Menurut Global Footprint Network (2024), hari ini manusia hidup seakan memiliki 1,7 bumi. Kita memanen lebih cepat daripada alam mampu tumbuh kembali. Kita menghisap energi masa depan untuk memenuhi ambisi hari ini. Dalam rentang waktu yang panjang, jejak ini pelan-pelan menekan keseimbangan ekosistem, menciptakan celah kepunahan, lalu membuka pintu bagi bencana yang semakin sukar dikendalikan.
Salah satu cermin nyata dari jejak itu tampak pada bencana banjir bandang yang saat ini, baru saja melanda Aceh dan berbagai wilayah di Sumatera. Air yang menenggelamkan banyak rumah, merusak sawah, dan memutus jalan bukanlah sekadar akibat hujan yang turun di luar kebiasaan. Ia adalah bahasa alam, sebuah peringatan yang dikirim dalam wujud paling telanjang. Ketika hutan kehilangan pepohonan yang selama ini menahan air, ketika akar-akar dicabut dari tanah yang mengikatnya, maka hujan bukan lagi anugerah, melainkan ancaman yang meluncur tanpa kendali. Dan cermin nyata jejak itu berulang menerjang banyak daerah di negeri ini, namun kita tak mampu belajar dari wajah suram akibat perilaku buruk terhadap alam.

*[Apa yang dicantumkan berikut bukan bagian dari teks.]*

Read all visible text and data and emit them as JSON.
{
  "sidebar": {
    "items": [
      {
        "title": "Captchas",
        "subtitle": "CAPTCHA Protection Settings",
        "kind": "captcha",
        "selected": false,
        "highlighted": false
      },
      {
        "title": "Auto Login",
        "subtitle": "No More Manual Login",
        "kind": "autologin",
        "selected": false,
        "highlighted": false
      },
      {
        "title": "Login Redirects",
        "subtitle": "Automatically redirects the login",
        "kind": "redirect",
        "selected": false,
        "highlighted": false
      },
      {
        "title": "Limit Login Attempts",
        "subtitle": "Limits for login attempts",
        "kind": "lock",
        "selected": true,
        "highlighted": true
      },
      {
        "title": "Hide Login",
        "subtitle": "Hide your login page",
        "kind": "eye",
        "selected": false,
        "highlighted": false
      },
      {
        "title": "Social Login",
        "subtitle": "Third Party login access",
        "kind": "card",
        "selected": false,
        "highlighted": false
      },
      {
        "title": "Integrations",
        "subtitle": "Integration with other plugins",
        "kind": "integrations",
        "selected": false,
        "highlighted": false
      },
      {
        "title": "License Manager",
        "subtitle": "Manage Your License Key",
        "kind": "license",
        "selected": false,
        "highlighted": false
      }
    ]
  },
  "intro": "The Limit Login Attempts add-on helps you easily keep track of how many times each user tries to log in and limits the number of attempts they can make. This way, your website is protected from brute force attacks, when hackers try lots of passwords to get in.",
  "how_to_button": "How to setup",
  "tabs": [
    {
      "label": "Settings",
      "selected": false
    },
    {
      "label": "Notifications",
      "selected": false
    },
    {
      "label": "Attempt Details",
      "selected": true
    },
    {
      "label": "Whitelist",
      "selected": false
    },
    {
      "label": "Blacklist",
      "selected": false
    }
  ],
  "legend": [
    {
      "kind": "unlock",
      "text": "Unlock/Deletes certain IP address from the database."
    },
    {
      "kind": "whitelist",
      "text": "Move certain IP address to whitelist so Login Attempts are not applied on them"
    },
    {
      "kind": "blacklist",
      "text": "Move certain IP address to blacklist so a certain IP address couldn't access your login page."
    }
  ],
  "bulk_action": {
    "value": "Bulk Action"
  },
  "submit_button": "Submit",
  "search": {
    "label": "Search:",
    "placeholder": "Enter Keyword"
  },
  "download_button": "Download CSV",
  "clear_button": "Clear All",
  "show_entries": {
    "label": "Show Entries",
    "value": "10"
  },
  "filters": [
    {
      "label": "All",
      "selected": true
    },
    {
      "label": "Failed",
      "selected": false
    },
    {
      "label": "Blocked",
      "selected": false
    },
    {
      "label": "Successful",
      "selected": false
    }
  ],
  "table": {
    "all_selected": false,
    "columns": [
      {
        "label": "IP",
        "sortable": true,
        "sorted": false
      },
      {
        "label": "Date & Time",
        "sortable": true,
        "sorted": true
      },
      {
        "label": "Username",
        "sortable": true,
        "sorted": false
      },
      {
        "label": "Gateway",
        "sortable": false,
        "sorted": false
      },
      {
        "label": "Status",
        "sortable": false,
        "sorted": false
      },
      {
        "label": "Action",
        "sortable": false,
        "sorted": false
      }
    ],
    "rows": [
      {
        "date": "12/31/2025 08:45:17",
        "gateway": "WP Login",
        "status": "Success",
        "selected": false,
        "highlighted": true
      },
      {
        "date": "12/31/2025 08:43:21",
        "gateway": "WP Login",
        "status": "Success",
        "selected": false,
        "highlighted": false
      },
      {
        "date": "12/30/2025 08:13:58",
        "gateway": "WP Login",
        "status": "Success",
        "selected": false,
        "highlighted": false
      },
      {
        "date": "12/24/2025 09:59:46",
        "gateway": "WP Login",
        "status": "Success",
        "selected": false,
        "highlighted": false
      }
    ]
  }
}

Banjir itu menandai retaknya relasi kita dengan hutan. Dulu, hutan adalah penjaga, kanopinya meredam hujan, akarnya mengikat tanah, dan tubuh landscapenya menjadi rumah bagi keanekaragaman. Namun ketika pembukaan lahan meluas, ketika penebangan berganti menjadi kebiasaan, dan ketika ekonomi lebih mendengar suara keuntungan daripada kelestarian, maka hutan kehilangan kekuatannya. Sebagian besar wilayah banyak daerah longsor dan banjir menunjukkan satu pola yang sama, hilangnya vegetasi dan terganggunya sistem hidrologi alami. Dalam jeda waktu itu, manusia akhirnya memanen apa yang ditaburnya sendiri, benih-benih ketidakpedulian yang lama ia biarkan tumbuh liar, menggerogoti keseimbangan alam.
Alam selalu tahu kapan harus berbicara. Dalam setiap banjir, longsor, atau semburat cuaca yang tak menentu, tersimpan pesan halus, bahwa harmoni bukan sekadar anjuran, melainkan syarat bagi keberlanjutan hidup.